RESTRICTIVE ANDRAGOGIES AND EX-CITATION
NICHOLAS ALEXANDER HAYES & JEN BESEMER
We are anxious because some composition instructors have imbued grammar with moral authority. When a student drops articles or makes a spelling error, these instructors feel affronted. They see the perpetrators as violating the sacred trust that the Puritan work ethic and the English language ensure. These instructors feel condemned to fail these students who have violated the essence of American culture. Etymologically, grammar is the sibling of grimoire, the witch’s book. Like the grimoire, grammar promises to give us control over the world. Michael de Landa points out that 500 hundred years ago language was more fluid. But then the language of Paris became the language of France, the language of Castile became the language of Spain; power standardized our languages for its own purpose. The rules of grammar are harnessed to the mechanics of imperium.
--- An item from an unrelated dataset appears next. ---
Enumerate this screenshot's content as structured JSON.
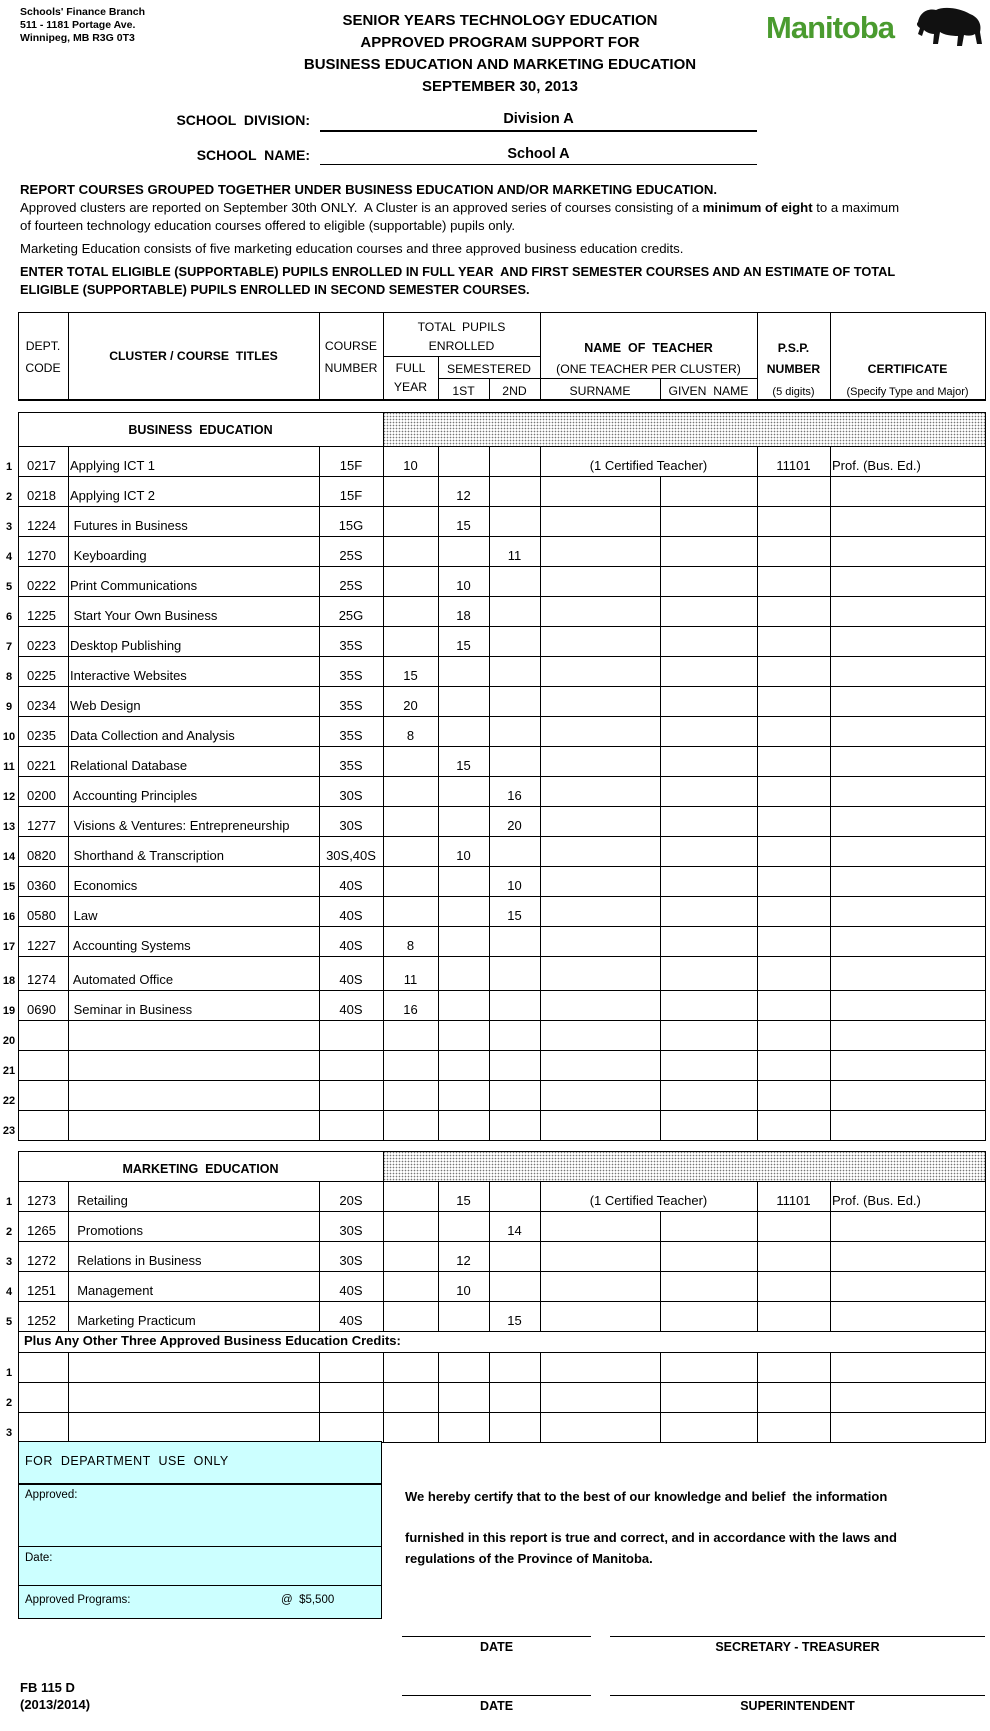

At the time of the performance, we had been teaching college writing courses for several years. We were experimenting with using ubiquitous spiral bound handbooks required in college writing classes and online bibliographic citation generators to craft poetic texts. We sought to transform the tools for grammar into something that invites ideas and language into less constrained realms. Our performance asked what happens when tools intended to corral and control language are turned away from that purpose and used “incorrectly,” used deliberately in “error,” to create something new.
“Restrictive Andragogies and Ex-citation” was designed to mimic a stereotypical workshop session of an undergraduate writing class, complete with worksheet-based activities and round-robin text performance. We began by performing model poems composed by misusing grammar tools, then mentored audience/participants through the worksheet activity derived from that composition process. At the end of this worksheet activity, audience/participants became audience/performers, reading the texts they had created during the activity. The overall shift from audience/spectator to audience/performer was fostered (some would say “forced”) by the structure of the event. It wound up moving along almost exactly like a team-taught class with exceptionally engaged students.